Мои протесты гнева сорвались с моих губ. Чернота ночи уступила место разбавленной серости, и в этом тусклом неуверенном свете я разглядел очертания своих спутников - и с ними было что-то ужасно не так. АпКерн рухнул на свое место, словно соломенное чучело, из которого выдернули начинку, Амберсон лежал, расставив ноги поперек прохода; Плечи Вайнберга поникли, а руки свисали около колен и вяло раскачивались, как струны, при каждом движении поезда. Девушка напротив меня откинулась на подушки, склонив голову под неестественным углом. Таким образом, я бросил беглый испуганный взгляд и заметил, что незнакомец отсутствует.
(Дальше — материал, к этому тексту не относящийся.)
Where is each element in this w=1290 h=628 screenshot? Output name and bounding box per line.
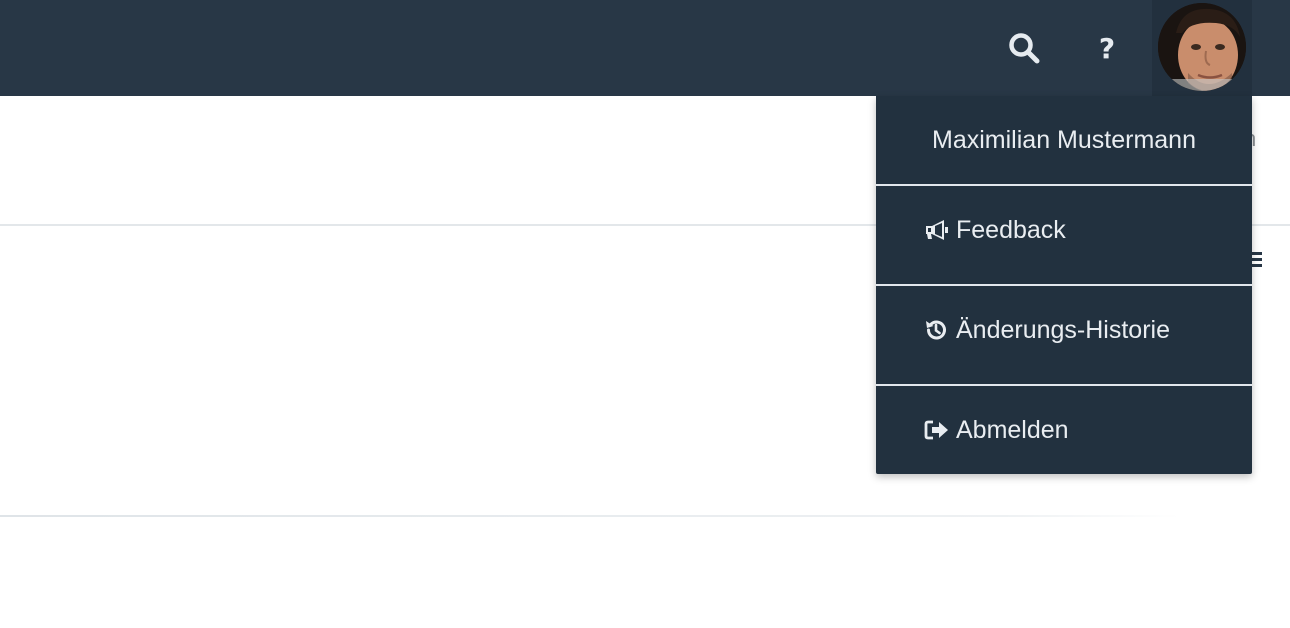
history-icon bbox=[924, 317, 952, 343]
menu-item-label: Feedback bbox=[956, 215, 1066, 244]
user-name: Maximilian Mustermann bbox=[932, 125, 1196, 154]
help-icon: ? bbox=[1098, 31, 1116, 65]
menu-item-label: Abmelden bbox=[956, 415, 1069, 444]
menu-item-label: Änderungs-Historie bbox=[956, 315, 1170, 344]
menu-item-feedback[interactable]: Feedback bbox=[876, 186, 1252, 274]
help-button[interactable]: ? bbox=[1082, 0, 1132, 96]
user-menu-toggle[interactable] bbox=[1152, 0, 1252, 96]
menu-item-logout[interactable]: Abmelden bbox=[876, 386, 1252, 474]
user-name-item: Maximilian Mustermann bbox=[876, 96, 1252, 184]
user-avatar bbox=[1158, 3, 1246, 91]
search-icon bbox=[1009, 33, 1040, 64]
search-button[interactable] bbox=[998, 0, 1050, 96]
content-divider bbox=[0, 515, 1180, 517]
sign-out-icon bbox=[924, 417, 952, 443]
megaphone-icon bbox=[924, 217, 952, 243]
menu-item-change-history[interactable]: Änderungs-Historie bbox=[876, 286, 1252, 374]
user-dropdown-menu: Maximilian Mustermann Feedback Änderungs… bbox=[876, 96, 1252, 474]
top-navigation-bar: ? bbox=[0, 0, 1290, 96]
Да, он был! Он лежал на полу у ног апКерна, подогнув под себя одну руку, раскинув ноги, как будто он хотел подняться, слишком устал для этого и решил опуститься. Но в углах его дряблых ног, в их вялости на бедрах, коленях и лодыжках я читал признаки, которые ни один врач не должен видеть дважды. Он был мертв.
Другие? Я дернул за кожаный световой шнур и, когда слабая лампочка расцвела бледным светом, принял решение. Мертвый? Нет, их цвет был слишком ярким. Их щеки были прямо румяными - слишком румяными! Я мог прочитать это с первого взгляда. Невероятно, но я был единственным человеком в этом тесном купе, не пострадавшим от отравления угарным газом.